I don't think there's anything you can say or do to help him change his ways. What you CAN do is model good eating/drinking behavior around him. If you go out, try a restaurant where drinks aren't an option & the food is fairly healthy for diabetics. If he comes over to your place, only serve healthier food/drinks. That's my suggestion. Good luck.![]()
So, how can I get him to see the light?
Sorry Mole, you just can't. If watching his dad suffer like this is not enough to make him see the light, than I doubt anything you can do would be enough. Hugs to you! It is tough watching a friend self-destruct.
Of course, you can tell him he is being an f@#$%ing idiot since he has been given a second chance. Maybe ask him what kind of funeral services he wants.
![]()
Yes It's Vintage Tribephyl!
Joining there is very little you can do or say. If the huge wake up call of watching family with it doesn't work there often is not much you can do.Although acting as if each time you see him might be the last and the whole lets do this thing before you die might be tempting. Unfortunately sometimes all the attempts to get them to take care of themselves seem to do is make them more committed to being self destructive.
In general, there isn't much you can do for him if he has that weird death wish thing going.However, Mr Bob's uncle has diabetes and after 30 years he joined a diabetes group. They meet once a month, swap recipes, discuss treatments, compare medications etc..
Within a year he had switched medications and had his health in better control than ever. The knowledge base of the group was very useful. He knew what questions to ask his doctor and what symptoms he didn't need to put up with.
So for your friend, maybe you could hunt up a support/learning group and give him the information and offer him a ride. He sounds like he might turn you down, but, as a friend, you can try to steer him in the right direction.
Repeat once a year and let it drop the rest of the time.
![]()
However, Mr Bob's uncle has diabetes and after 30 years he joined a diabetes group. They meet once a month, swap recipes, discuss treatments, compare medications etc..I know the group I've been involved with for gastric bypass/weight loss has had a huge effect on my success, so I'll definately
shove this down his throatsuggest it.
You know, in general, you can't really help people who are dead set on not helping themselves. (See the suicide thread for real examples on that)In your friends case, you may be able to help. It sounds like he is modeling his medical treatments and how he deals with the disease after his fathers behaviour : Denial. He sounds like a defeated kid (I know it won't work so why try?)
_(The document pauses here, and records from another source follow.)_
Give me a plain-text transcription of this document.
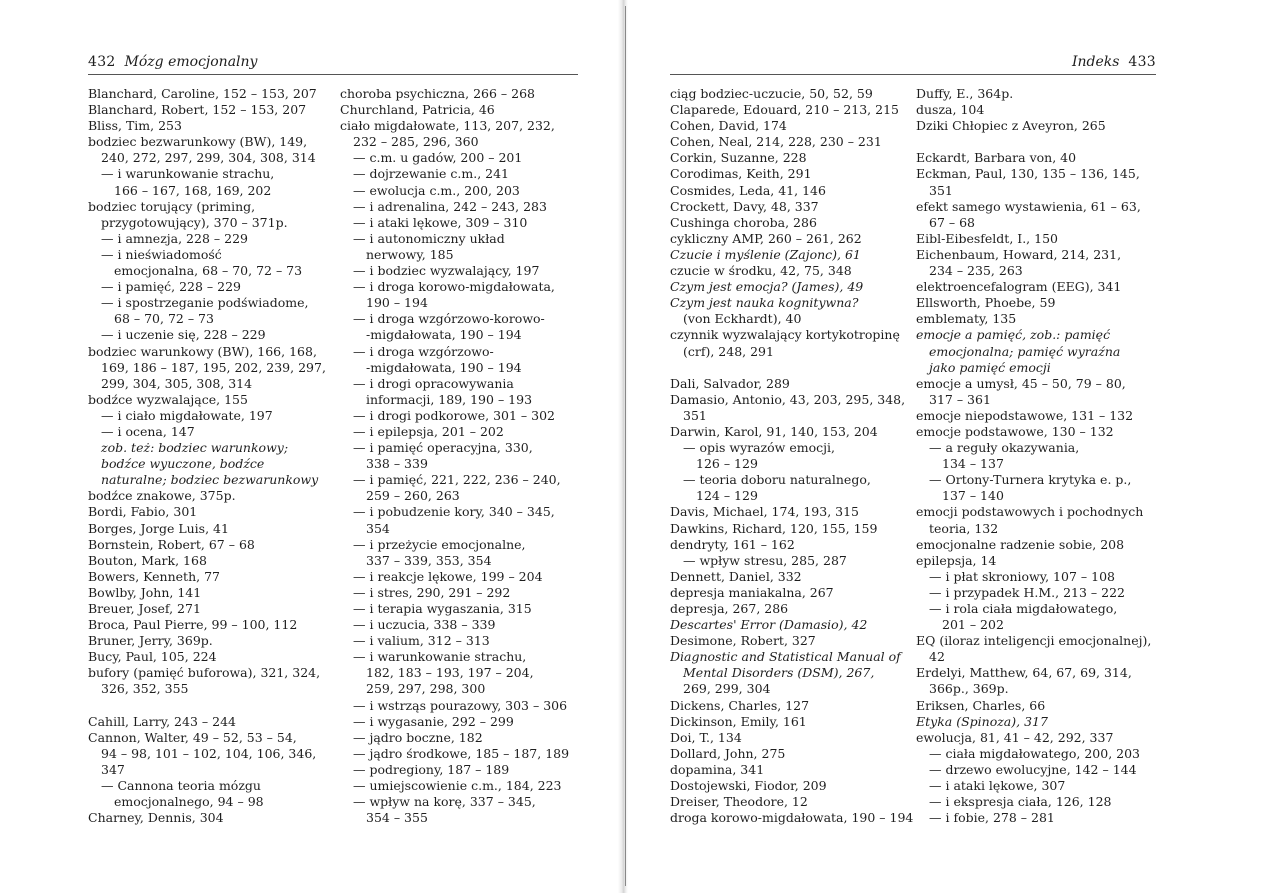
432 Mózg emocjonalny
Blanchard, Caroline, 152 – 153, 207
Blanchard, Robert, 152 – 153, 207
Bliss, Tim, 253
bodziec bezwarunkowy (BW), 149,
240, 272, 297, 299, 304, 308, 314
— i warunkowanie strachu,
166 – 167, 168, 169, 202
bodziec torujący (priming,
przygotowujący), 370 – 371p.
— i amnezja, 228 – 229
— i nieświadomość
emocjonalna, 68 – 70, 72 – 73
— i pamięć, 228 – 229
— i spostrzeganie podświadome,
68 – 70, 72 – 73
— i uczenie się, 228 – 229
bodziec warunkowy (BW), 166, 168,
169, 186 – 187, 195, 202, 239, 297,
299, 304, 305, 308, 314
bodźce wyzwalające, 155
— i ciało migdałowate, 197
— i ocena, 147
zob. też: bodziec warunkowy;
bodźce wyuczone, bodźce
naturalne; bodziec bezwarunkowy
bodźce znakowe, 375p.
Bordi, Fabio, 301
Borges, Jorge Luis, 41
Bornstein, Robert, 67 – 68
Bouton, Mark, 168
Bowers, Kenneth, 77
Bowlby, John, 141
Breuer, Josef, 271
Broca, Paul Pierre, 99 – 100, 112
Bruner, Jerry, 369p.
Bucy, Paul, 105, 224
bufory (pamięć buforowa), 321, 324,
326, 352, 355
Cahill, Larry, 243 – 244
Cannon, Walter, 49 – 52, 53 – 54,
94 – 98, 101 – 102, 104, 106, 346,
347
— Cannona teoria mózgu
emocjonalnego, 94 – 98
Charney, Dennis, 304
choroba psychiczna, 266 – 268
Churchland, Patricia, 46
ciało migdałowate, 113, 207, 232,
232 – 285, 296, 360
— c.m. u gadów, 200 – 201
— dojrzewanie c.m., 241
— ewolucja c.m., 200, 203
— i adrenalina, 242 – 243, 283
— i ataki lękowe, 309 – 310
— i autonomiczny układ
nerwowy, 185
— i bodziec wyzwalający, 197
— i droga korowo-migdałowata,
190 – 194
— i droga wzgórzowo-korowo-
-migdałowata, 190 – 194
— i droga wzgórzowo-
-migdałowata, 190 – 194
— i drogi opracowywania
informacji, 189, 190 – 193
— i drogi podkorowe, 301 – 302
— i epilepsja, 201 – 202
— i pamięć operacyjna, 330,
338 – 339
— i pamięć, 221, 222, 236 – 240,
259 – 260, 263
— i pobudzenie kory, 340 – 345,
354
— i przeżycie emocjonalne,
337 – 339, 353, 354
— i reakcje lękowe, 199 – 204
— i stres, 290, 291 – 292
— i terapia wygaszania, 315
— i uczucia, 338 – 339
— i valium, 312 – 313
— i warunkowanie strachu,
182, 183 – 193, 197 – 204,
259, 297, 298, 300
— i wstrząs pourazowy, 303 – 306
— i wygasanie, 292 – 299
— jądro boczne, 182
— jądro środkowe, 185 – 187, 189
— podregiony, 187 – 189
— umiejscowienie c.m., 184, 223
— wpływ na korę, 337 – 345,
354 – 355
Indeks 433
ciąg bodziec-uczucie, 50, 52, 59
Claparede, Edouard, 210 – 213, 215
Cohen, David, 174
Cohen, Neal, 214, 228, 230 – 231
Corkin, Suzanne, 228
Corodimas, Keith, 291
Cosmides, Leda, 41, 146
Crockett, Davy, 48, 337
Cushinga choroba, 286
cykliczny AMP, 260 – 261, 262
Czucie i myślenie (Zajonc), 61
czucie w środku, 42, 75, 348
Czym jest emocja? (James), 49
Czym jest nauka kognitywna?
(von Eckhardt), 40
czynnik wyzwalający kortykotropinę
(crf), 248, 291
Dali, Salvador, 289
Damasio, Antonio, 43, 203, 295, 348,
351
Darwin, Karol, 91, 140, 153, 204
— opis wyrazów emocji,
126 – 129
— teoria doboru naturalnego,
124 – 129
Davis, Michael, 174, 193, 315
Dawkins, Richard, 120, 155, 159
dendryty, 161 – 162
— wpływ stresu, 285, 287
Dennett, Daniel, 332
depresja maniakalna, 267
depresja, 267, 286
Descartes' Error (Damasio), 42
Desimone, Robert, 327
Diagnostic and Statistical Manual of
Mental Disorders (DSM), 267,
269, 299, 304
Dickens, Charles, 127
Dickinson, Emily, 161
Doi, T., 134
Dollard, John, 275
dopamina, 341
Dostojewski, Fiodor, 209
Dreiser, Theodore, 12
droga korowo-migdałowata, 190 – 194
Duffy, E., 364p.
dusza, 104
Dziki Chłopiec z Aveyron, 265
Eckardt, Barbara von, 40
Eckman, Paul, 130, 135 – 136, 145,
351
efekt samego wystawienia, 61 – 63,
67 – 68
Eibl-Eibesfeldt, I., 150
Eichenbaum, Howard, 214, 231,
234 – 235, 263
elektroencefalogram (EEG), 341
Ellsworth, Phoebe, 59
emblematy, 135
emocje a pamięć, zob.: pamięć
emocjonalna; pamięć wyraźna
jako pamięć emocji
emocje a umysł, 45 – 50, 79 – 80,
317 – 361
emocje niepodstawowe, 131 – 132
emocje podstawowe, 130 – 132
— a reguły okazywania,
134 – 137
— Ortony-Turnera krytyka e. p.,
137 – 140
emocji podstawowych i pochodnych
teoria, 132
emocjonalne radzenie sobie, 208
epilepsja, 14
— i płat skroniowy, 107 – 108
— i przypadek H.M., 213 – 222
— i rola ciała migdałowatego,
201 – 202
EQ (iloraz inteligencji emocjonalnej),
42
Erdelyi, Matthew, 64, 67, 69, 314,
366p., 369p.
Eriksen, Charles, 66
Etyka (Spinoza), 317
ewolucja, 81, 41 – 42, 292, 337
— ciała migdałowatego, 200, 203
— drzewo ewolucyjne, 142 – 144
— i ataki lękowe, 307
— i ekspresja ciała, 126, 128
— i fobie, 278 – 281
We often model ourselves after our parents even when we know it didn't work. If he could meet some people who are coping successfully with their disease and living healthy, active lives, he may see another way to deal with things.
Now, I still agree with everyone else that you can't "save" him, but you may be able to help. I keep thinking how much happier and in control my uncle-in-law was after he started taking an active role in managing his diabetes (and he'd had it his whole life). It's worth a shot.
![]()
![]()
Arkie knows anything is possible
I agree that you can't "change" someone. IT won't work. However, whenever someone shares something personal with me (like their health issues) and we are friends? I flat out ask, "Are you sharing this with me just as a general topic of conversation, or because you want my help, as your friend, because you know I care about you?"Listen to the answer. If your friend says "I'm just making conversation" then, you will alienate this person by pushing the issue. Modeling good behavior is the only thing you can do.
If they WANT your help, now they have an open door to ask for it.
I had a friend go completely blind from Diabetes. He wishes he had managed his Diabetes to the point where he didn't go blind. However, he STILL drinks alcohol and doesn't take care of himself. He's not gonna change. Alienating him by pointing out what he already KNOWS he's doing wrong, by pointing this out? just gives him one less friend while he's here.
LAST EDITED ON 07-17-06 AT 10:32 PM (EST)You've given me a couple of ideas I'll try with my friend. Interesting that the phrase "model appropriate behavior" was used, since we're both teachers, we know about that technique of behavior modification.
But, yes, the real decision is his. If I can convince him to join some kind of support group, I'll consider the effort a success.
"Andre Dawson is listed as day-to-day. Come to think of it, aren't we all?" Vin Scully
Good man!Good advice posted earlier, too.
Tribephyl's 'wayang kulit' puppet show.My DW recently got Type 2 diabetes, and she monitors it very closely, and changed her eating and exercise habits much for the better. She actually feels much better now that she has in a long time! My job? Encourage her!